Commentary
Video
Elixirgen Therapeutics’ Bobcat mRNA Therapeutic for Duchenne Muscular Dystrophy: Aki Ko
Author(s):
The chief executive officer at Elixirgen Therapeutics discussed the company’s mRNA as a promising therapeutic avenue for Duchenne muscular dystrophy. [WATCH TIME: 6 minutes]
WATCH TIME: 6 minutes
"We envision the application of this Bobcat mRNA encoding a full-length dystrophin in a complementary context so that patients that have already undergone clinical trials, for example, would be able to potentially use this complimentary proposed treatment."
Duchenne muscular dystrophy (DMD) is a neuromuscular disease caused by mutations in DMD (encoding dystrophin), which prevent the production of the muscle isoform of dystrophin.1 In the past decades, disease-modifying therapies have extended the lifespan of patients with DMD yet despite the progress made, many patients with the disorder still face unaddressed issues and seek additional treatment. A suggested and potential option for these patients is RNA therapeutics, which are a group of oligonucleotide-based drugs.

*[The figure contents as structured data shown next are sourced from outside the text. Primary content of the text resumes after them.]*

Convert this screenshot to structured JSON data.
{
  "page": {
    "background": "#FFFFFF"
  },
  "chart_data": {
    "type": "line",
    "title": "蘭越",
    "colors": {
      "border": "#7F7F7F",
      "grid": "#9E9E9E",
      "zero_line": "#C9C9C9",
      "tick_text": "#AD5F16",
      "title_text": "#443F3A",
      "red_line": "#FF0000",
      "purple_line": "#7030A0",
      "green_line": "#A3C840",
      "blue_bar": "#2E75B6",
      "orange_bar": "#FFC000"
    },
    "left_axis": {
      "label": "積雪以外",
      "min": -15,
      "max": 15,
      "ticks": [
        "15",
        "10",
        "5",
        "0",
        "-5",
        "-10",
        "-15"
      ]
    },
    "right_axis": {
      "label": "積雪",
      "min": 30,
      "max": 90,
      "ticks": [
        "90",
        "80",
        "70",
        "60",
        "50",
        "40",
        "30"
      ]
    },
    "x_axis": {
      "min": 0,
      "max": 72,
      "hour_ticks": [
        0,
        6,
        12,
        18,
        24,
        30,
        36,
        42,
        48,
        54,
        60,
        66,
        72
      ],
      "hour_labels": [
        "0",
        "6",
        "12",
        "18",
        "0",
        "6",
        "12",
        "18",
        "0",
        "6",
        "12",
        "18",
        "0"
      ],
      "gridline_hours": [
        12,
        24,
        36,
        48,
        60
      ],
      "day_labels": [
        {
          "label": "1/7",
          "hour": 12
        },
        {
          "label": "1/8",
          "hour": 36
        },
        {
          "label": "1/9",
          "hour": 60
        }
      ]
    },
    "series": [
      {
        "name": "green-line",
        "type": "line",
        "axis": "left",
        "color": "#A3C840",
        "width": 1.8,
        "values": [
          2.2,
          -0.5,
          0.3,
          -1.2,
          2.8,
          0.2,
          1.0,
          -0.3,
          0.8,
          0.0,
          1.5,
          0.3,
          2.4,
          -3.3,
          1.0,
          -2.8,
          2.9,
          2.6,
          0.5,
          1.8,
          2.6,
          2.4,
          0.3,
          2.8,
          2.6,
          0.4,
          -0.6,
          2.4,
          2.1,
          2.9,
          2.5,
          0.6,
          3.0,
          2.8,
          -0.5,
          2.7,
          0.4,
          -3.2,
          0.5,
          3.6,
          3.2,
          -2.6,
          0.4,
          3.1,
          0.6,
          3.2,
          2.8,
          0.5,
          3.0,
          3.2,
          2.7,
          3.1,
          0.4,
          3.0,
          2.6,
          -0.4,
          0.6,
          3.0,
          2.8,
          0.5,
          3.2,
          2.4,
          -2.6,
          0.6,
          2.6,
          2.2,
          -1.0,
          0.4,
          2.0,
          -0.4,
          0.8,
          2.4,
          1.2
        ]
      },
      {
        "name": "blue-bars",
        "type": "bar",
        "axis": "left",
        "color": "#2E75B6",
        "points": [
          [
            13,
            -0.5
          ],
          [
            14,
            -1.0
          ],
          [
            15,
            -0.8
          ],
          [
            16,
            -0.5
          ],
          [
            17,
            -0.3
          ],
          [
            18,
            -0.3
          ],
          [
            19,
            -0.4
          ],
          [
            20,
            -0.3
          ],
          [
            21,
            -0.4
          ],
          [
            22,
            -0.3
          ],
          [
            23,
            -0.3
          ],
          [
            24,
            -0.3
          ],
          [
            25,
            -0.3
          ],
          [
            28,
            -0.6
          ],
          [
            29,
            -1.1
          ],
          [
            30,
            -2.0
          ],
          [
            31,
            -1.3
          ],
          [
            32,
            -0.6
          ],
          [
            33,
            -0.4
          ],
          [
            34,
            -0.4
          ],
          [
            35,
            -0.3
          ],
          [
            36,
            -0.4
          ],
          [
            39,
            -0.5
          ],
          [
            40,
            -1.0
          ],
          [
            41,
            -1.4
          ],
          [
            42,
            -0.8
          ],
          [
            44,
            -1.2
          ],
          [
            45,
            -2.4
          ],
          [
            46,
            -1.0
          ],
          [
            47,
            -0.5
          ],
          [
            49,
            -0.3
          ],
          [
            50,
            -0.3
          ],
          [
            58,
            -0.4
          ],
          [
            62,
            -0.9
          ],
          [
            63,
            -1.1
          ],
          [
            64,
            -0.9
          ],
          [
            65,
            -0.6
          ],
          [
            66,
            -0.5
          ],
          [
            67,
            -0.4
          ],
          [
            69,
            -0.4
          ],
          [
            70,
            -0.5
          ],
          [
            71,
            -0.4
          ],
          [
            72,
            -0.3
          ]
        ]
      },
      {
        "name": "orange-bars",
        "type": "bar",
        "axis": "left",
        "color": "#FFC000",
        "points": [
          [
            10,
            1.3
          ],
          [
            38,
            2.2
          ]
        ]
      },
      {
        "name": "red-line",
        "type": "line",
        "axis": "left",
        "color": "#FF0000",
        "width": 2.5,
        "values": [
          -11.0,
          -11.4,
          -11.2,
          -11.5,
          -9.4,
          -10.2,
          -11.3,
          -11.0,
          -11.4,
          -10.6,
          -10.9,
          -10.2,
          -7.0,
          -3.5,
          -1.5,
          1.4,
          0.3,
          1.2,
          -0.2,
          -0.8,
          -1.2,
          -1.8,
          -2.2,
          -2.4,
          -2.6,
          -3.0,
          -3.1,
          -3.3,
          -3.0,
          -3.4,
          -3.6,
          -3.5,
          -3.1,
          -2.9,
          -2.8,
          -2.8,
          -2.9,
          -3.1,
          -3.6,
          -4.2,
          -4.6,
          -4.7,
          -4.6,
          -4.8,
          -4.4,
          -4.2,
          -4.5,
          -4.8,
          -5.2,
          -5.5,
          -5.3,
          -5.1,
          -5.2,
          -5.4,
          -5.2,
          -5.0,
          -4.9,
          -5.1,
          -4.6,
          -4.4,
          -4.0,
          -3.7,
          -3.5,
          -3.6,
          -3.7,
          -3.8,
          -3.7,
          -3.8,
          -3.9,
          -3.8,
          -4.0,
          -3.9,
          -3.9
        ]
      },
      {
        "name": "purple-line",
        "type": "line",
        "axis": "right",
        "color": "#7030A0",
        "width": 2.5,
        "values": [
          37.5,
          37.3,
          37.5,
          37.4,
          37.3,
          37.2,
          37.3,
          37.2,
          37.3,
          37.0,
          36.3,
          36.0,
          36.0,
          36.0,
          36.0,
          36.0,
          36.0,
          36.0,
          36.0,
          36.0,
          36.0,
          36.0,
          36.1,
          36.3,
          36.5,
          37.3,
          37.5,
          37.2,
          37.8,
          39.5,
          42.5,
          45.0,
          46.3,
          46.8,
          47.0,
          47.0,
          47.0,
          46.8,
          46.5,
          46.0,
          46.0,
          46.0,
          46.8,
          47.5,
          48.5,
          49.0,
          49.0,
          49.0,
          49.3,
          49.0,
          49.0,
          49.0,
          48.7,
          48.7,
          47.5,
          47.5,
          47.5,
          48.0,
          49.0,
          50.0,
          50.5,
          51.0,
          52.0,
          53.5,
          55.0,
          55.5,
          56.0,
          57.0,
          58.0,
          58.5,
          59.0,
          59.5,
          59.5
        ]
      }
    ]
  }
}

In recent preclinical research, Elixirgen Therapeutics’ Bobcat mRNA therapeutic showed that it enabled successful generation of mRNA encoding a full-length human dystrophin protein. Presented at the 2024 Muscular Dystrophy Association (MDA) Clinical and Scientific Conference, held March 3-7, in Orlando, Florida, preclinical results using the Bobcat indicated that the produced DMD proteins were stable and remained in the injection site for 3 weeks in skeletal muscles of the mouse models.2
Aki Ko, chief executive officer at Elixirgen Therapeutics, sat down with NeurologyLive® at the conference to discuss the advantages of using mRNA over viral vectors like adeno-associated viral in therapeutics. He also spoke about how Bobcat mRNA potentially addresses historical difficulties in encoding full-length dystrophin. Additionally, Ko talked about the implications of the functional restoration observed in DMD mice model.